City history: The new primary school on Münsterstraße
The Bocholt city archive presents the historical "photo of the month" October
In the "Photo of the Month" series, the Bocholt City Archive is this time focussing on the primary school on Münsterstraße, which provided space for teaching and learning in the first half of the 20th century. Due to the bombing of Bocholt in the Second World War, the building was only preserved for a short time.
Within ten years of the end of the First World War, the population of Bocholt grew by 28 per cent to around 33,000. 1,184 flats were built here between 1918 and 1928. There was also no shortage of new public facilities during this time, such as the post office, the Mittelstandshaus and the Kapitoltheater. In 1928/29, a monumental school building was added in the form of the Catholic school on Münsterstraße.
This new building had become necessary because the previous school building, built 30 years earlier on Münsterstraße, was no longer adequate.

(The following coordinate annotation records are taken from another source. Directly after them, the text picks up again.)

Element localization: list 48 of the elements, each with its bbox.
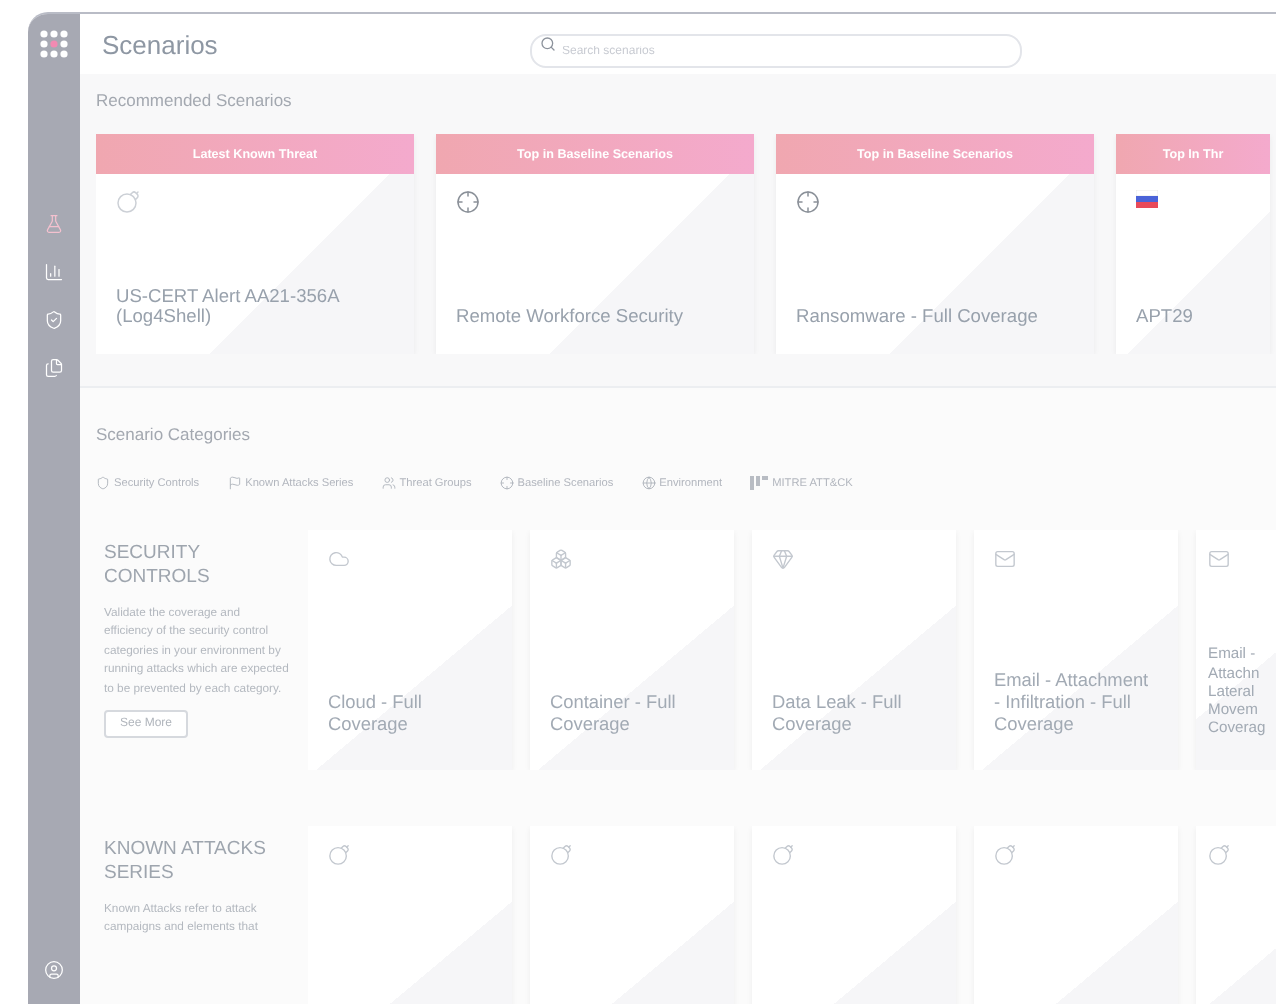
mail-icon — [994, 548, 1016, 570]
app-grid-icon[interactable] — [40, 30, 68, 58]
scenario-card[interactable] — [974, 826, 1178, 1004]
shield-check-icon[interactable] — [44, 310, 64, 330]
flag-icon — [227, 476, 242, 490]
scenario-card[interactable] — [308, 826, 512, 1004]
page-title: Scenarios — [102, 29, 220, 59]
flag-icon — [1136, 190, 1158, 208]
scenario-card[interactable] — [752, 826, 956, 1004]
scenario-card[interactable] — [530, 826, 734, 1004]
bomb-icon — [116, 190, 140, 214]
mail-icon — [1208, 548, 1230, 570]
card-title: Container - Full Coverage — [550, 691, 678, 738]
cloud-icon — [328, 548, 350, 570]
scenario-card[interactable]: Cloud - Full Coverage — [308, 530, 512, 770]
category-title: SECURITY CONTROLS — [104, 542, 212, 590]
user-icon[interactable] — [44, 960, 64, 980]
card-title: APT29 — [1136, 306, 1195, 330]
scenario-card[interactable]: Container - Full Coverage — [530, 530, 734, 770]
mitre-icon — [750, 476, 769, 490]
card-title: Data Leak - Full Coverage — [772, 691, 904, 738]
card-title: Email - Attachment - Infiltration - Full Coverage — [994, 669, 1151, 738]
scenario-card[interactable]: Data Leak - Full Coverage — [752, 530, 956, 770]
users-icon — [381, 476, 396, 490]
files-icon[interactable] — [44, 358, 64, 378]
scenario-card[interactable]: Email - Attachment - Infiltration - Full Coverage — [974, 530, 1178, 770]
bar-chart-icon[interactable] — [44, 262, 64, 282]
card-title: Ransomware - Full Coverage — [796, 306, 1040, 330]
card-title: US-CERT Alert AA21-356A (Log4Shell) — [116, 286, 342, 330]
crosshair-icon — [796, 190, 820, 214]
bomb-icon — [550, 844, 572, 866]
bomb-icon — [328, 844, 350, 866]
shield-icon — [96, 476, 110, 490]
bomb-icon — [1208, 844, 1230, 866]
bomb-icon — [994, 844, 1016, 866]
globe-icon — [641, 476, 656, 490]
category-title: KNOWN ATTACKS SERIES — [104, 838, 268, 886]
flask-icon[interactable] — [44, 214, 64, 234]
boxes-icon — [550, 548, 572, 570]
search-icon — [540, 36, 556, 52]
card-title: Remote Workforce Security — [456, 306, 685, 330]
section-title: Scenario Categories — [96, 422, 253, 448]
gem-icon — [772, 548, 794, 570]
card-title: Cloud - Full Coverage — [328, 691, 424, 738]
crosshair-icon — [456, 190, 480, 214]
crosshair-icon — [499, 476, 514, 490]
section-title: Recommended Scenarios — [96, 88, 294, 114]
bomb-icon — [772, 844, 794, 866]
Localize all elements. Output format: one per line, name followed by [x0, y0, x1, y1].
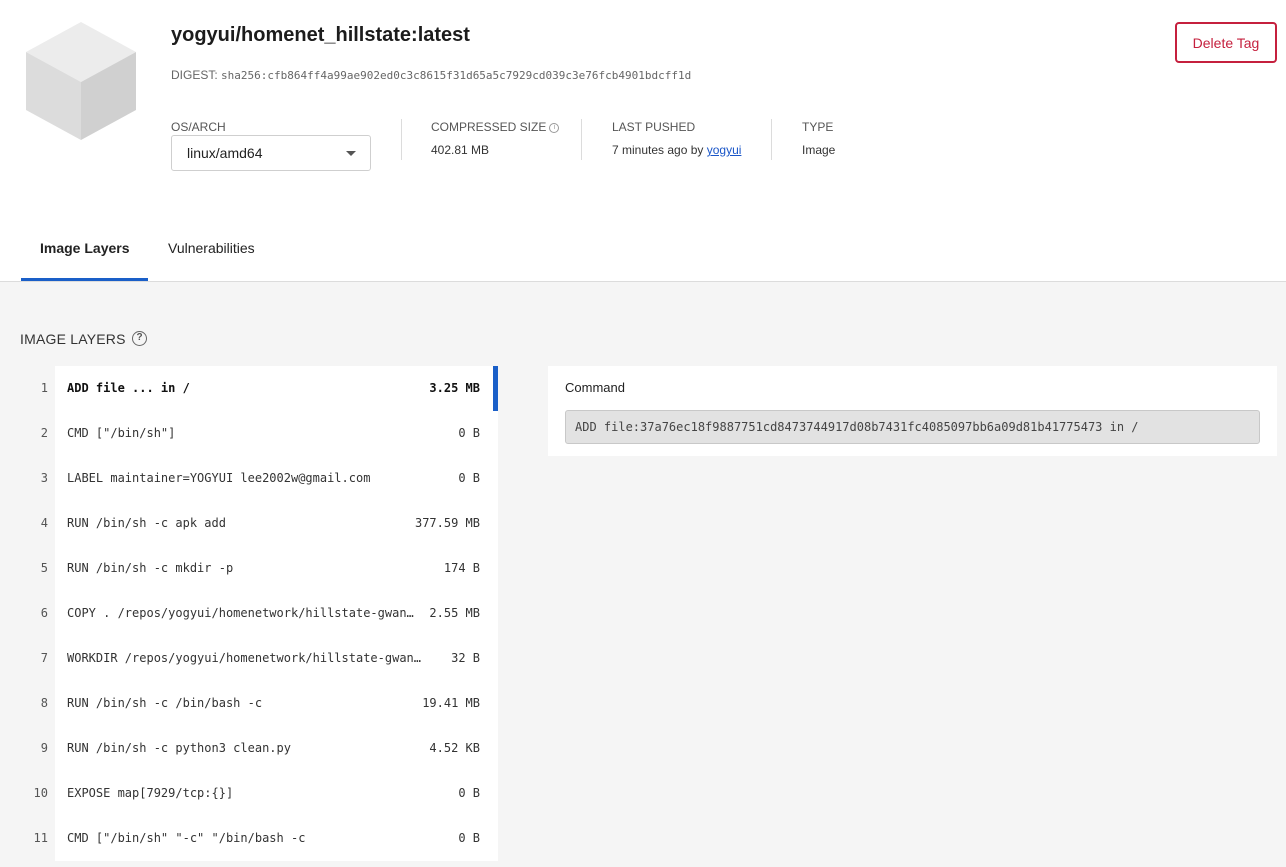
- layer-number: 2: [40, 426, 48, 440]
- info-icon[interactable]: i: [549, 123, 560, 133]
- last-pushed-value: 7 minutes ago by yogyui: [612, 143, 741, 157]
- layer-number: 10: [33, 786, 48, 800]
- layer-size: 0 B: [458, 471, 480, 485]
- section-title: IMAGE LAYERS: [20, 331, 126, 347]
- dropdown-arrow-icon: [346, 151, 356, 156]
- layer-row[interactable]: 1 ADD file ... in / 3.25 MB: [20, 366, 498, 411]
- layer-command: WORKDIR /repos/yogyui/homenetwork/hillst…: [67, 651, 422, 665]
- layer-row[interactable]: 2 CMD ["/bin/sh"] 0 B: [20, 411, 498, 456]
- digest-label: DIGEST:: [171, 68, 218, 82]
- layer-card: ADD file ... in / 3.25 MB: [55, 366, 498, 411]
- layer-card: LABEL maintainer=YOGYUI lee2002w@gmail.c…: [55, 456, 498, 501]
- layer-command: LABEL maintainer=YOGYUI lee2002w@gmail.c…: [67, 471, 371, 485]
- type-value: Image: [802, 143, 836, 157]
- compressed-size-value: 402.81 MB: [431, 143, 490, 157]
- layer-command: CMD ["/bin/sh" "-c" "/bin/bash -c: [67, 831, 306, 845]
- layer-number: 6: [40, 606, 48, 620]
- layer-row[interactable]: 3 LABEL maintainer=YOGYUI lee2002w@gmail.…: [20, 456, 498, 501]
- layer-row[interactable]: 10 EXPOSE map[7929/tcp:{}] 0 B: [20, 771, 498, 816]
- layer-row[interactable]: 5 RUN /bin/sh -c mkdir -p 174 B: [20, 546, 498, 591]
- digest-value: sha256:cfb864ff4a99ae902ed0c3c8615f31d65…: [221, 69, 692, 82]
- layers-list: 1 ADD file ... in / 3.25 MB 2 CMD ["/bin/sh"…: [20, 366, 498, 861]
- os-arch-select[interactable]: linux/amd64: [171, 135, 371, 171]
- layer-row[interactable]: 9 RUN /bin/sh -c python3 clean.py 4.52 KB: [20, 726, 498, 771]
- layer-card: WORKDIR /repos/yogyui/homenetwork/hillst…: [55, 636, 498, 681]
- layer-card: CMD ["/bin/sh"] 0 B: [55, 411, 498, 456]
- page-title: yogyui/homenet_hillstate:latest: [171, 24, 470, 46]
- layer-number: 3: [40, 471, 48, 485]
- tag-header: yogyui/homenet_hillstate:latest DIGEST: …: [0, 0, 1286, 282]
- delete-tag-button[interactable]: Delete Tag: [1175, 22, 1277, 63]
- layer-card: COPY . /repos/yogyui/homenetwork/hillsta…: [55, 591, 498, 636]
- layer-card: RUN /bin/sh -c mkdir -p 174 B: [55, 546, 498, 591]
- layer-row[interactable]: 4 RUN /bin/sh -c apk add 377.59 MB: [20, 501, 498, 546]
- command-label: Command: [565, 380, 625, 395]
- layer-command: CMD ["/bin/sh"]: [67, 426, 176, 440]
- digest: DIGEST: sha256:cfb864ff4a99ae902ed0c3c86…: [171, 68, 691, 82]
- layer-row[interactable]: 7 WORKDIR /repos/yogyui/homenetwork/hills…: [20, 636, 498, 681]
- layer-command: EXPOSE map[7929/tcp:{}]: [67, 786, 234, 800]
- layer-number: 5: [40, 561, 48, 575]
- layer-number: 9: [40, 741, 48, 755]
- layer-card: RUN /bin/sh -c apk add 377.59 MB: [55, 501, 498, 546]
- layer-number: 7: [40, 651, 48, 665]
- os-arch-value: linux/amd64: [187, 145, 263, 161]
- image-cube-icon: [26, 22, 136, 140]
- layer-command: RUN /bin/sh -c mkdir -p: [67, 561, 234, 575]
- layer-row[interactable]: 8 RUN /bin/sh -c /bin/bash -c 19.41 MB: [20, 681, 498, 726]
- layer-number: 1: [40, 381, 48, 395]
- command-panel: Command ADD file:37a76ec18f9887751cd8473…: [548, 366, 1277, 456]
- type-label: TYPE: [802, 120, 834, 134]
- layer-command: COPY . /repos/yogyui/homenetwork/hillsta…: [67, 606, 414, 620]
- layer-number: 8: [40, 696, 48, 710]
- layer-size: 2.55 MB: [429, 606, 480, 620]
- layer-row[interactable]: 11 CMD ["/bin/sh" "-c" "/bin/bash -c 0 B: [20, 816, 498, 861]
- active-tab-indicator: [21, 278, 148, 281]
- divider: [581, 119, 582, 160]
- command-value: ADD file:37a76ec18f9887751cd8473744917d0…: [565, 410, 1260, 444]
- layer-command: RUN /bin/sh -c python3 clean.py: [67, 741, 291, 755]
- last-pushed-label: LAST PUSHED: [612, 120, 696, 134]
- layer-card: RUN /bin/sh -c python3 clean.py 4.52 KB: [55, 726, 498, 771]
- compressed-size-label: COMPRESSED SIZE i: [431, 120, 560, 134]
- layer-size: 377.59 MB: [414, 516, 480, 530]
- layer-row[interactable]: 6 COPY . /repos/yogyui/homenetwork/hillst…: [20, 591, 498, 636]
- layer-card: EXPOSE map[7929/tcp:{}] 0 B: [55, 771, 498, 816]
- layer-size: 0 B: [458, 426, 480, 440]
- selected-layer-indicator: [493, 366, 498, 411]
- layer-size: 0 B: [458, 831, 480, 845]
- tab-vulnerabilities[interactable]: Vulnerabilities: [168, 240, 255, 256]
- layer-number: 4: [40, 516, 48, 530]
- last-pushed-text: 7 minutes ago by: [612, 143, 704, 157]
- compressed-size-label-text: COMPRESSED SIZE: [431, 120, 547, 134]
- divider: [771, 119, 772, 160]
- layer-number: 11: [33, 831, 48, 845]
- pushed-by-user-link[interactable]: yogyui: [707, 143, 742, 157]
- layer-size: 4.52 KB: [429, 741, 480, 755]
- layer-size: 3.25 MB: [429, 381, 480, 395]
- layer-size: 19.41 MB: [422, 696, 480, 710]
- os-arch-label: OS/ARCH: [171, 120, 226, 134]
- help-icon[interactable]: ?: [132, 331, 147, 346]
- layer-size: 174 B: [443, 561, 480, 575]
- layer-size: 32 B: [451, 651, 480, 665]
- layer-command: RUN /bin/sh -c /bin/bash -c: [67, 696, 263, 710]
- layer-size: 0 B: [458, 786, 480, 800]
- divider: [401, 119, 402, 160]
- tab-image-layers[interactable]: Image Layers: [40, 240, 130, 256]
- layer-command: ADD file ... in /: [67, 381, 190, 395]
- layer-command: RUN /bin/sh -c apk add: [67, 516, 226, 530]
- layer-card: RUN /bin/sh -c /bin/bash -c 19.41 MB: [55, 681, 498, 726]
- layer-card: CMD ["/bin/sh" "-c" "/bin/bash -c 0 B: [55, 816, 498, 861]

Many of the now 627 pupils from this district had to switch to the Altstadt and Fildeken school systems as so-called travelling classes in the 1920s. On 22 May 1928, the city council therefore approved the construction of the new " school system V" at a cost of 600,000 Reichsmarks. The plans were drawn up by the municipal building department. Excavation work began on 9 October of the same year, and after a year, on 30 October 1929, the four-storey building was finally opened to the public during a religious and secular ceremony. The basement housed the school caretaker's flat and the technical facilities. Four classrooms, each measuring 58 square metres, were set up on the three floors above. The ground floor also housed the headmaster's office, which was located near the bright entrance hall, whose leaded glass windows were decorated with fairytale motifs. A teachers' room, a photographic room, a library and a room for teaching materials were then set up on the first and first floors. In addition, a gallery for the gymnasium to be built later was already planned on the first floor.
The photo shows the new Catholic primary school on Münsterstraße, which was named "Kreuzbergschule" for the 1930 school year. The main entrance on the south side was adorned with a sculpture by the Leo Heinrichs company depicting a school pupil. The previous school building from 1898 can be recognised on the left-hand side of the picture, while a residential building on Reygersstraße can be seen on the far right. In 1945, the Kreuzberg School was completely destroyed in the bombing raid on the city. The successor building was reopened on 18 October 1952.